THIS BUD’S FOR YOU

Getting taller by the day

Besides our aquaponics project another new experiment here at the urban homestead this year is growing hops. We purchased the rhizomes in Spring and the other day I spotted some teensy tiny flowers!   Oh and they aren’t kidding when they say that hops can grow 20 ft in one season.  The vines have just gone crazy, pretty soon they’ll have one of the arbor covered in the backyard.

Look! Baby cones

Not sure this year we’ll get enough for a decent brewing batch but it’s a start. I’m not much of a beer person, but I did sip an ale on our recent trip to New Zealand that certainly did a good job at changing my taste for beer. Being of Belgian decent we figured such a project would be right up our gene pool alley, not to mention it’s been on our “to do” list for ages!

Hops is not just good for making stout but the plant can be used medicinally and some folks even eat the young shoots like asparagus. I’m really interested in the herbal, healing aspects of hops.

Hops have been cultivated to be used in the brewing of beer since at least 1000 A. D., but they also have a mixed history of use in healing. Ancient Hebrews used hops to help ward off plague.
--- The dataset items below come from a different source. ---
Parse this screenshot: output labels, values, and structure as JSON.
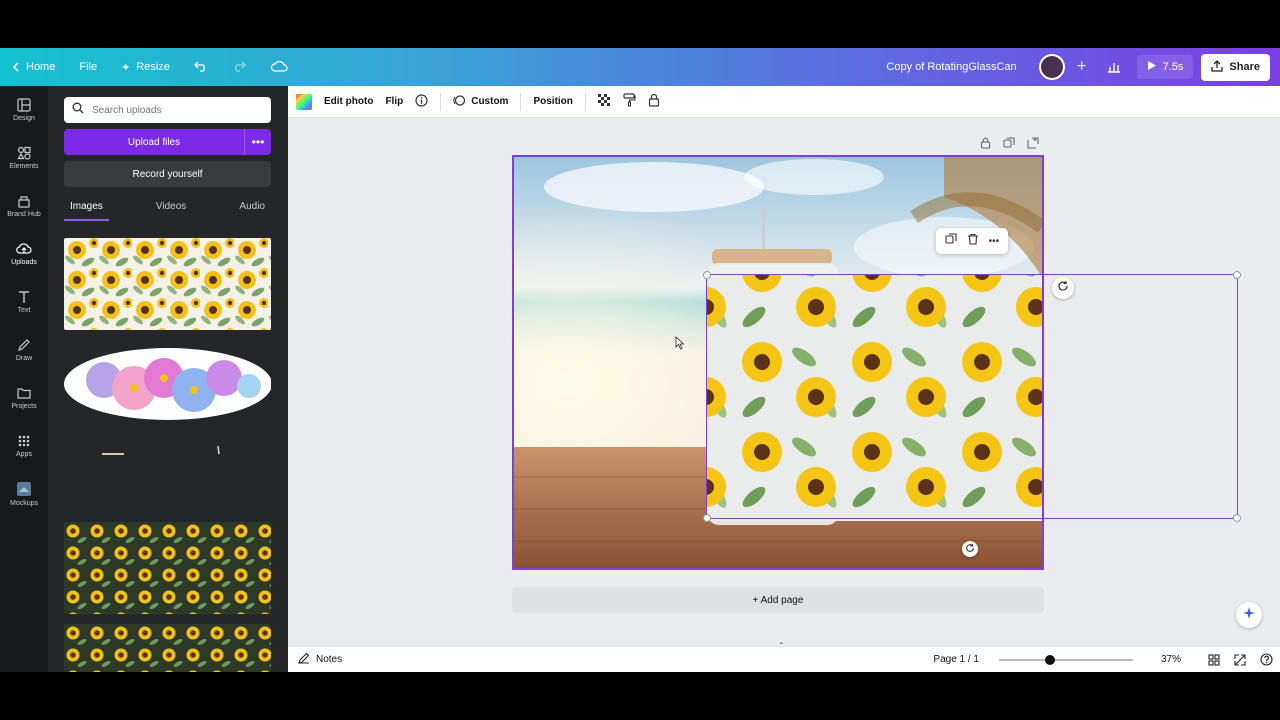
{
  "topbar": {
    "home": "Home",
    "file": "File",
    "resize": "Resize",
    "doc_title": "Copy of RotatingGlassCan",
    "present_duration": "7.5s",
    "share": "Share"
  },
  "rail": [
    {
      "label": "Design",
      "icon": "layout-icon"
    },
    {
      "label": "Elements",
      "icon": "shapes-icon"
    },
    {
      "label": "Brand Hub",
      "icon": "brand-icon"
    },
    {
      "label": "Uploads",
      "icon": "cloud-upload-icon"
    },
    {
      "label": "Text",
      "icon": "text-icon"
    },
    {
      "label": "Draw",
      "icon": "pen-icon"
    },
    {
      "label": "Projects",
      "icon": "folder-icon"
    },
    {
      "label": "Apps",
      "icon": "grid-icon"
    },
    {
      "label": "Mockups",
      "icon": "mockups-icon"
    }
  ],
  "panel": {
    "search_placeholder": "Search uploads",
    "upload_files": "Upload files",
    "record_yourself": "Record yourself",
    "tabs": [
      "Images",
      "Videos",
      "Audio"
    ]
  },
  "toolbar": {
    "edit_photo": "Edit photo",
    "flip": "Flip",
    "custom": "Custom",
    "position": "Position"
  },
  "canvas": {
    "add_page": "+ Add page"
  },
  "bottombar": {
    "notes": "Notes",
    "page_indicator": "Page 1 / 1",
    "zoom": "37%",
    "zoom_level": 0.37
  },
  "colors": {
    "accent": "#7d2ae8",
    "selection": "#7d3fd6",
    "panel_bg": "#252627",
    "rail_bg": "#18191b"
  }
}
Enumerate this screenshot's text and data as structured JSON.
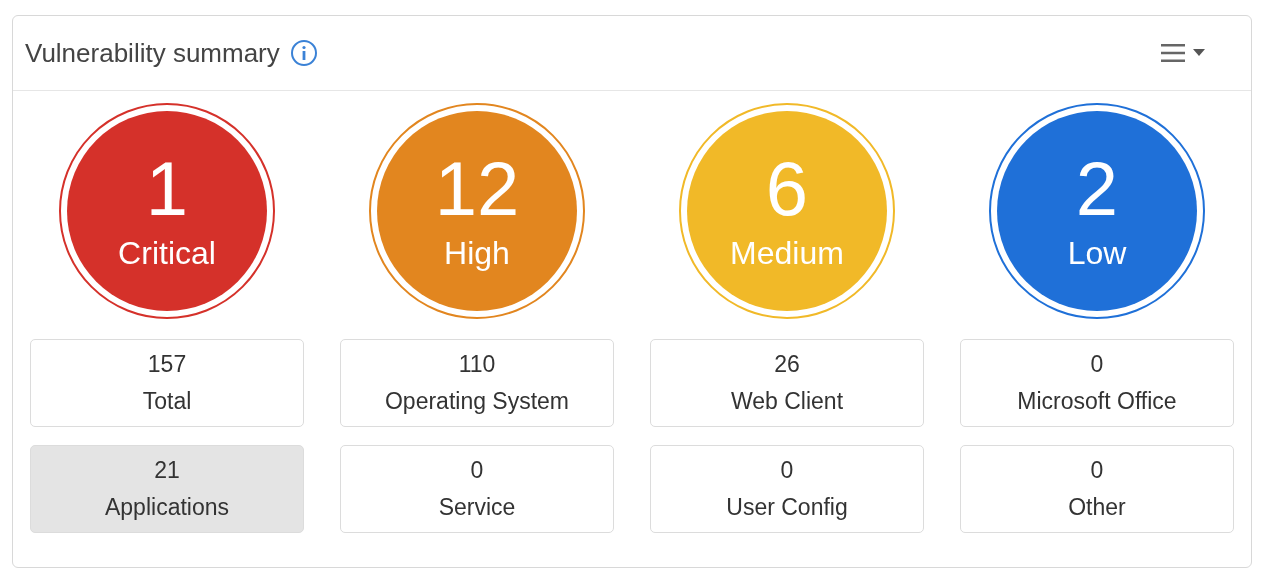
{
  "panel": {
    "title": "Vulnerability summary"
  },
  "severities": [
    {
      "count": "1",
      "label": "Critical",
      "color": "#d5312a"
    },
    {
      "count": "12",
      "label": "High",
      "color": "#e2861f"
    },
    {
      "count": "6",
      "label": "Medium",
      "color": "#f1b928"
    },
    {
      "count": "2",
      "label": "Low",
      "color": "#1f70d8"
    }
  ],
  "stats": [
    {
      "value": "157",
      "label": "Total",
      "selected": false
    },
    {
      "value": "110",
      "label": "Operating System",
      "selected": false
    },
    {
      "value": "26",
      "label": "Web Client",
      "selected": false
    },
    {
      "value": "0",
      "label": "Microsoft Office",
      "selected": false
    },
    {
      "value": "21",
      "label": "Applications",
      "selected": true
    },
    {
      "value": "0",
      "label": "Service",
      "selected": false
    },
    {
      "value": "0",
      "label": "User Config",
      "selected": false
    },
    {
      "value": "0",
      "label": "Other",
      "selected": false
    }
  ]
}
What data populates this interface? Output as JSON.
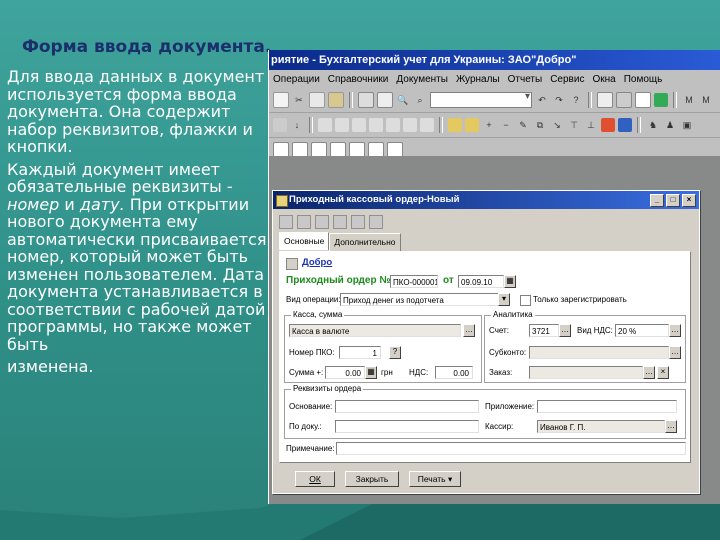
{
  "slide": {
    "title": "Форма ввода документа.",
    "para1": "Для ввода данных в документ используется форма ввода документа. Она содержит набор реквизитов, флажки и кнопки.",
    "para2_start": "Каждый документ имеет обязательные реквизиты -",
    "para2_num": "номер",
    "para2_and": " и ",
    "para2_date": "дату.",
    "para2_end": " При открытии нового документа ему автоматически присваивается номер, который может быть изменен пользователем. Дата документа устанавливается в соответствии с рабочей датой программы, но также может быть",
    "para2_last": "изменена."
  },
  "app": {
    "title": "риятие - Бухгалтерский учет для Украины: ЗАО\"Добро\"",
    "menu": [
      "Операции",
      "Справочники",
      "Документы",
      "Журналы",
      "Отчеты",
      "Сервис",
      "Окна",
      "Помощь"
    ]
  },
  "dialog": {
    "title": "Приходный кассовый ордер-Новый",
    "tab_main": "Основные",
    "tab_extra": "Дополнительно",
    "org": "Добро",
    "order_label": "Приходный ордер №",
    "order_number": "ПКО-000001",
    "date_label": "от",
    "date_value": "09.09.10",
    "op_label": "Вид операции:",
    "op_value": "Приход денег из подотчета",
    "only_register": "Только зарегистрировать",
    "cash_group": "Касса, сумма",
    "cash_value": "Касса в валюте",
    "num_pko_label": "Номер ПКО:",
    "num_pko_value": "1",
    "q_btn": "?",
    "sum_label": "Сумма +:",
    "sum_value": "0.00",
    "currency": "грн",
    "vat_label": "НДС:",
    "vat_value": "0.00",
    "analytics_group": "Аналитика",
    "account_label": "Счет:",
    "account_value": "3721",
    "vat_type_label": "Вид НДС:",
    "vat_type_value": "20 %",
    "subconto_label": "Субконто:",
    "order_req_label": "Заказ:",
    "props_group": "Реквизиты ордера",
    "basis_label": "Основание:",
    "attach_label": "Приложение:",
    "from_label": "По доку.:",
    "cashier_label": "Кассир:",
    "cashier_value": "Иванов Г. П.",
    "note_label": "Примечание:",
    "ok": "ОК",
    "close": "Закрыть",
    "print": "Печать"
  },
  "colors": {
    "background": "#3fa49d",
    "title": "#1b2f6b",
    "titlebar": "#0b2a8a",
    "green_label": "#1e8a1e"
  }
}
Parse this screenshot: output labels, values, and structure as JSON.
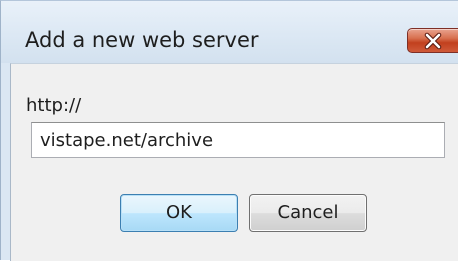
{
  "dialog": {
    "title": "Add a new web server",
    "close_icon": "close-x-icon",
    "url_label": "http://",
    "url_value": "vistape.net/archive",
    "ok_label": "OK",
    "cancel_label": "Cancel"
  },
  "colors": {
    "title_bar": "#dce8f4",
    "client_area": "#f0f0f0",
    "close_button": "#c2401e",
    "default_button_border": "#3c7fb1"
  }
}
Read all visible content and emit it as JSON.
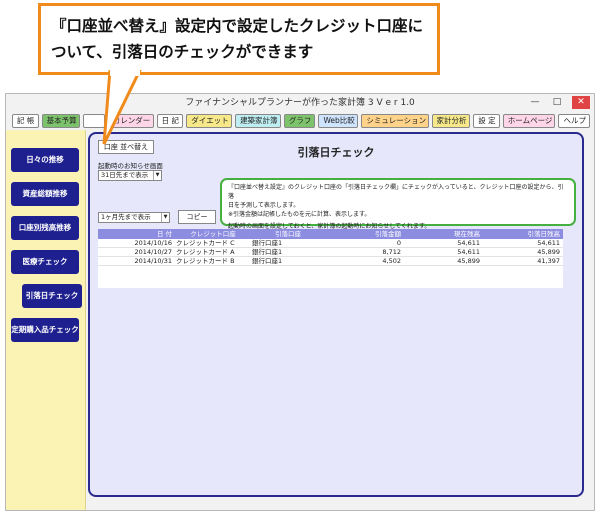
{
  "callout": {
    "line1": "『口座並べ替え』設定内で設定したクレジット口座に",
    "line2": "ついて、引落日のチェックができます"
  },
  "window": {
    "title": "ファイナンシャルプランナーが作った家計簿 3  V e r 1.0",
    "controls": {
      "min": "—",
      "max": "□",
      "close": "✕"
    }
  },
  "tabs": [
    "記 帳",
    "基本予算",
    "",
    "カレンダー",
    "日 記",
    "ダイエット",
    "建築家計簿",
    "グラフ",
    "Web比較",
    "シミュレーション",
    "家計分析",
    "設 定",
    "ホームページ",
    "ヘルプ"
  ],
  "sidebar": {
    "items": [
      "日々の推移",
      "資産総額推移",
      "口座別残高推移",
      "医療チェック",
      "引落日チェック",
      "定期購入品チェック"
    ]
  },
  "main": {
    "title": "引落日チェック",
    "sort_button": "口座 並べ替え",
    "startup_label": "起動時のお知らせ画面",
    "startup_select": "31日先まで表示",
    "range_select": "1ヶ月先まで表示",
    "copy_button": "コピー",
    "notice_lines": [
      "『口座並べ替え設定』のクレジット口座の「引落日チェック欄」にチェックが入っていると、クレジット口座の設定から、引落",
      "日を予測して表示します。",
      "※引落金額は記帳したものを元に計算、表示します。",
      "",
      "起動時の画面を設定しておくと、家計簿の起動時にお知らせしてくれます。"
    ]
  },
  "table": {
    "headers": [
      "日 付",
      "クレジット口座",
      "引落口座",
      "引落金額",
      "現在残高",
      "引落日残高"
    ],
    "rows": [
      [
        "2014/10/16",
        "クレジットカード C",
        "銀行口座1",
        "0",
        "54,611",
        "54,611"
      ],
      [
        "2014/10/27",
        "クレジットカード A",
        "銀行口座1",
        "8,712",
        "54,611",
        "45,899"
      ],
      [
        "2014/10/31",
        "クレジットカード B",
        "銀行口座1",
        "4,502",
        "45,899",
        "41,397"
      ]
    ]
  },
  "colors": {
    "callout_border": "#f08a1a",
    "sidebar_bg": "#fbf3b4",
    "sidebar_button": "#1e2090",
    "main_border": "#2a2a8e",
    "main_bg": "#e7e7fb",
    "notice_border": "#45b040",
    "table_header": "#8c8ce0"
  }
}
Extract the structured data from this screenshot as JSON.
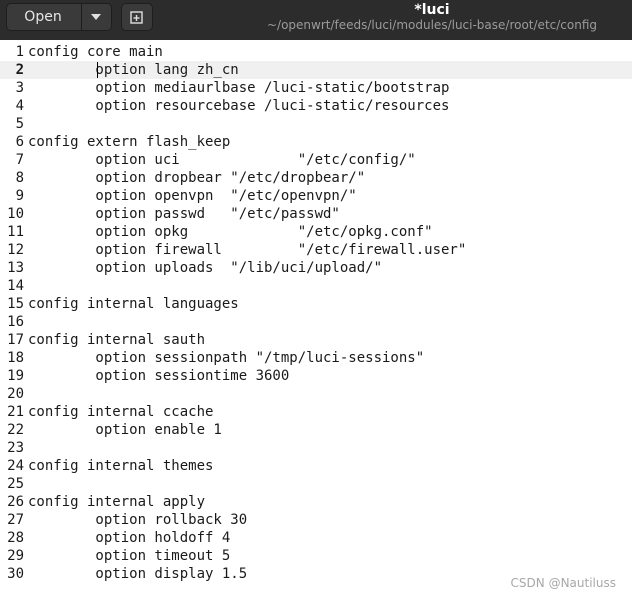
{
  "toolbar": {
    "open_label": "Open",
    "title": "*luci",
    "subtitle": "~/openwrt/feeds/luci/modules/luci-base/root/etc/config"
  },
  "editor": {
    "current_line": 2,
    "lines": [
      {
        "num": "1",
        "text": "config core main"
      },
      {
        "num": "2",
        "text": "        option lang zh_cn"
      },
      {
        "num": "3",
        "text": "        option mediaurlbase /luci-static/bootstrap"
      },
      {
        "num": "4",
        "text": "        option resourcebase /luci-static/resources"
      },
      {
        "num": "5",
        "text": ""
      },
      {
        "num": "6",
        "text": "config extern flash_keep"
      },
      {
        "num": "7",
        "text": "        option uci              \"/etc/config/\""
      },
      {
        "num": "8",
        "text": "        option dropbear \"/etc/dropbear/\""
      },
      {
        "num": "9",
        "text": "        option openvpn  \"/etc/openvpn/\""
      },
      {
        "num": "10",
        "text": "        option passwd   \"/etc/passwd\""
      },
      {
        "num": "11",
        "text": "        option opkg             \"/etc/opkg.conf\""
      },
      {
        "num": "12",
        "text": "        option firewall         \"/etc/firewall.user\""
      },
      {
        "num": "13",
        "text": "        option uploads  \"/lib/uci/upload/\""
      },
      {
        "num": "14",
        "text": ""
      },
      {
        "num": "15",
        "text": "config internal languages"
      },
      {
        "num": "16",
        "text": ""
      },
      {
        "num": "17",
        "text": "config internal sauth"
      },
      {
        "num": "18",
        "text": "        option sessionpath \"/tmp/luci-sessions\""
      },
      {
        "num": "19",
        "text": "        option sessiontime 3600"
      },
      {
        "num": "20",
        "text": ""
      },
      {
        "num": "21",
        "text": "config internal ccache"
      },
      {
        "num": "22",
        "text": "        option enable 1"
      },
      {
        "num": "23",
        "text": ""
      },
      {
        "num": "24",
        "text": "config internal themes"
      },
      {
        "num": "25",
        "text": ""
      },
      {
        "num": "26",
        "text": "config internal apply"
      },
      {
        "num": "27",
        "text": "        option rollback 30"
      },
      {
        "num": "28",
        "text": "        option holdoff 4"
      },
      {
        "num": "29",
        "text": "        option timeout 5"
      },
      {
        "num": "30",
        "text": "        option display 1.5"
      }
    ]
  },
  "watermark": "CSDN @Nautiluss"
}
In North America, several Native American tribes independently discovered the healing properties of hops and used them as a sedative and sleep aid, to relieve toothache, and to improve digestion. By the end of the 1800s, hops were being routinely used in mainstream medicine in the United States as a sedative and digestive tonic.

Have you grown hops, brewing your own beer or what are your newest/latest “homesteading” projects, care to share?

:: Resources ::

Hops Growing Primer

Hops in the Backyard

Health Benefits of Hops

Benefits of Hops Tea

Encyclopedia of Alternative Medicine: Hops

Comments(28)

  1. Melissa says:

    My husband’s family are commercial hop farmers in Washington state! He used to manage the farm. The hops grow and grow and grow, and can get invasive if left unchecked. (My father in law has been known to accidentally spray them with Round-up, and they still don’t die)They are fun and beautiful, in my opinion! I also know that they are hard to grow organically. How do you do it? I would like to grow some at my house but am worried about mildew, rust and mites and don’t want to assault them with a bunch of chemicals.

    • Anais says:

      @Melissa: Wow commercial hops grower huh! This is our first year and knowing, like you said, about the rust and mildew problems – we shall see how it goes. So far so good but they are young. Mildew and rust are tough to combat organically. Sometimes one just has to turn the crop under. Easy to do with squash or beans but hate to pull down a huge vine if that happens.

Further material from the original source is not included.